Surviving Domestic Violence (SDV)

Cycles of Abuse: Time's Not on Your Side

by Dr. Irene Matiatos


Excerpted from Dr. Irene Matiatos' Verbal Abuse Site. Distributed freely for non-commercial, or educational purposes. For commercial distribution, contact the author at Publish@drirene.com. http://www.drirene.com/cyclesof.htm



The classic abusive relationship is characterized by a three-stage cycle that may or may not be visible to outsiders. Victim beware: you are on an emotional roller coaster ride that will wear you down and deplete your
self-esteem.

The Tension Building Stage:


  • The angry person becomes increasingly controlling during this period, which may take days, weeks or even years to evolve and progress. Limits are imposed on the partner. For example, the abuser may decide what clothes look "right" on the partner, or what image is portrayed. They may try to define whom the partner may or may not speak with and about what, etc. The
    control is insidious and progressive. As tension and control increase, the
    partner attempts to accommodate the abuser in order to keep the peace...
    Despite actions the partner takes, the abuser becomes increasingly remote,
    contemptuous, critical, preoccupied or otherwise on edge. The tension and
    control increase until culminating in the abuse stage.


  • The Abuse Stage:


  • A major verbal, emotional or physically abusive incident occurs that was instigated by the abuser. A trivial event is often used to trigger the main event. The abuser actively looks for excuses to blow up over, and may set up his partner in a no-win situation.


  • The Remorse Stage:


  • Once the blows are delivered, the abuser is calmed. Having blown off steam, and regaining composure, the abusive person if full of apologies and promises to never do it again--if the partner distances. The more distanced the victim, the more intensely the abuser pursues. The abuser can be so charming and complimentary, the co-dependent's heart breaks. There is a compelling need to believe the abuser's promises and pleas to take him back. The more codependent and insecure the partner, the more vulnerable she is to the abuser's attentive remorse. During this phase, abusers are wonderful.


  • A 'normal' person is unlikely to be so compelling and persistent in winning
    over his partner's love because he has no reason to be.


  • As the relationship progresses, the abuse cycle typically escalates in
    intensity and in the temporal contiguity of its negative aspects. The abuse lasts longer and becomes more pronounced, while the loving remorse dwindles.
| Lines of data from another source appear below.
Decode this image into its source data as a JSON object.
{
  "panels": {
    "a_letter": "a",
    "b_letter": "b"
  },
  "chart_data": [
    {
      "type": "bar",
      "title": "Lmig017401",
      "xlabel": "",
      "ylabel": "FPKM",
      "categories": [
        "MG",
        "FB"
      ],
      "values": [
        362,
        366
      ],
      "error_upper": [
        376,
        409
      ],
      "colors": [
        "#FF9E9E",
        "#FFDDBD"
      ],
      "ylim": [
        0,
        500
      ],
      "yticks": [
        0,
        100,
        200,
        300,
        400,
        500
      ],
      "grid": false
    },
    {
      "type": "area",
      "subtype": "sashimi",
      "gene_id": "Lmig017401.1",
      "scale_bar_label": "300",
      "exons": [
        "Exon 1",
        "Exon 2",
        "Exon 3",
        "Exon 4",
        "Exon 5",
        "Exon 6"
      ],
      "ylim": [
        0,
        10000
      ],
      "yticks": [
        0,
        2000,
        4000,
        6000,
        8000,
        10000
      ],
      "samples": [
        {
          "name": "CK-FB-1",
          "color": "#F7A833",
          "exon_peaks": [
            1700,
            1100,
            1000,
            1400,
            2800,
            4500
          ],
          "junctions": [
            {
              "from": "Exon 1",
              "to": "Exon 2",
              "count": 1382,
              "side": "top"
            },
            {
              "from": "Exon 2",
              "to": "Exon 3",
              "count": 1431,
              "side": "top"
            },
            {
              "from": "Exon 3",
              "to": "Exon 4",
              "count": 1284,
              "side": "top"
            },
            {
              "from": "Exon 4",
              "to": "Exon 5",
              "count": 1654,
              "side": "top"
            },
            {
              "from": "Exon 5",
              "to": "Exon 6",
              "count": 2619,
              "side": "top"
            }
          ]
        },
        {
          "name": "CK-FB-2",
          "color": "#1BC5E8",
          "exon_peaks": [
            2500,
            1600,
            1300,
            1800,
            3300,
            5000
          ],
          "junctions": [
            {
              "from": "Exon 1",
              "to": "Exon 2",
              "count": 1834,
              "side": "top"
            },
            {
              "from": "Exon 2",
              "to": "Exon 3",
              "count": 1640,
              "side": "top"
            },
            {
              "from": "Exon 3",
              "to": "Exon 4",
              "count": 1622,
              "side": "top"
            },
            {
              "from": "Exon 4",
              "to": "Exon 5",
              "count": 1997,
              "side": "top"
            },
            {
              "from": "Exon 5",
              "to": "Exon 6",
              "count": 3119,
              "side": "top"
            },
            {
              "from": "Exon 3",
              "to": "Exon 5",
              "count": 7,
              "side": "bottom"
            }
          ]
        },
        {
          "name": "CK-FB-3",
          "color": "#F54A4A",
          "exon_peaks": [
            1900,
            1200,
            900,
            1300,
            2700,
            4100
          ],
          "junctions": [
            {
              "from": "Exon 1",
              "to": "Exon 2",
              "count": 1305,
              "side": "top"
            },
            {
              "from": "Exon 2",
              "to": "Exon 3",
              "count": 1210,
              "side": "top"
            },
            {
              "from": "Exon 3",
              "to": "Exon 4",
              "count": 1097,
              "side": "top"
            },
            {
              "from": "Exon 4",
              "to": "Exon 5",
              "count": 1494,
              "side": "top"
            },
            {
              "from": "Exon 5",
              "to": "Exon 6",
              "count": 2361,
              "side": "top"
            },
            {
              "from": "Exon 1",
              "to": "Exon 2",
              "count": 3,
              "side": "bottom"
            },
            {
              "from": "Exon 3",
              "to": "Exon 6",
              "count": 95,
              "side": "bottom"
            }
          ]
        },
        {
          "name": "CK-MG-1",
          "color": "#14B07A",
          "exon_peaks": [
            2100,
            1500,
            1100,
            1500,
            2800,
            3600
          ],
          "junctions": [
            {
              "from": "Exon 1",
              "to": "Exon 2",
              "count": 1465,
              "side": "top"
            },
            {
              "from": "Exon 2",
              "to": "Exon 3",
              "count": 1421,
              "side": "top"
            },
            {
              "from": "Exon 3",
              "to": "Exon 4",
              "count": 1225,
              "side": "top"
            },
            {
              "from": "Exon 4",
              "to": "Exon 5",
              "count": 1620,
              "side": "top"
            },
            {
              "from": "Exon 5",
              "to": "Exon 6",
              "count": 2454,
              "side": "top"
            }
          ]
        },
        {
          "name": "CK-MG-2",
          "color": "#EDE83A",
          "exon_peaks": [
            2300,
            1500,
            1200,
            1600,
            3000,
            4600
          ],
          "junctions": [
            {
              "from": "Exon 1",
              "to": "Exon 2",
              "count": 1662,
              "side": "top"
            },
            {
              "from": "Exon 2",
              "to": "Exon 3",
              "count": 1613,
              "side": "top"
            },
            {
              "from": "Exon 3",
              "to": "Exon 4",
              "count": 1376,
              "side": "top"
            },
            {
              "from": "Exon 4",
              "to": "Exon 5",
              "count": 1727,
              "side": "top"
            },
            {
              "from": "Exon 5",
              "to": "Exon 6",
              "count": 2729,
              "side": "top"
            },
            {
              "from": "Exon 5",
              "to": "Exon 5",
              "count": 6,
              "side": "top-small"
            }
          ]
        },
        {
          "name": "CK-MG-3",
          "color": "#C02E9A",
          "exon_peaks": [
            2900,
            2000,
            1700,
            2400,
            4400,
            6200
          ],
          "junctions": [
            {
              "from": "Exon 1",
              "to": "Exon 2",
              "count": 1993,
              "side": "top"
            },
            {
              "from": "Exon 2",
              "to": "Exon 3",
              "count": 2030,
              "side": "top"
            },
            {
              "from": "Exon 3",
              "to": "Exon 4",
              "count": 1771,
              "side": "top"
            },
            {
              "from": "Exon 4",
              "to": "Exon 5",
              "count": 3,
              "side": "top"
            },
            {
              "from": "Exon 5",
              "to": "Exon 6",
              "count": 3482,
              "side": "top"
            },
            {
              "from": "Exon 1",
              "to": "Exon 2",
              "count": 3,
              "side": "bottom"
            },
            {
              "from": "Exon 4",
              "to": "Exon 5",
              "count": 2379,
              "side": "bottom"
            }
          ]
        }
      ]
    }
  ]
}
  • The abuser loves a good challenge. The goal is to win the victim back at any price. At a distance, the partner is perceived as emotionally safe. The
    harder the abuser has to work to win back his victim, the more the victim is
    appreciated. Once the relationship resumes, the abuser's mistrust prompts
    his poor recall of any tender feelings. His fear inevitably powers the
    resumption of the abuse cycle.


  • Advice: Trust actions, not words.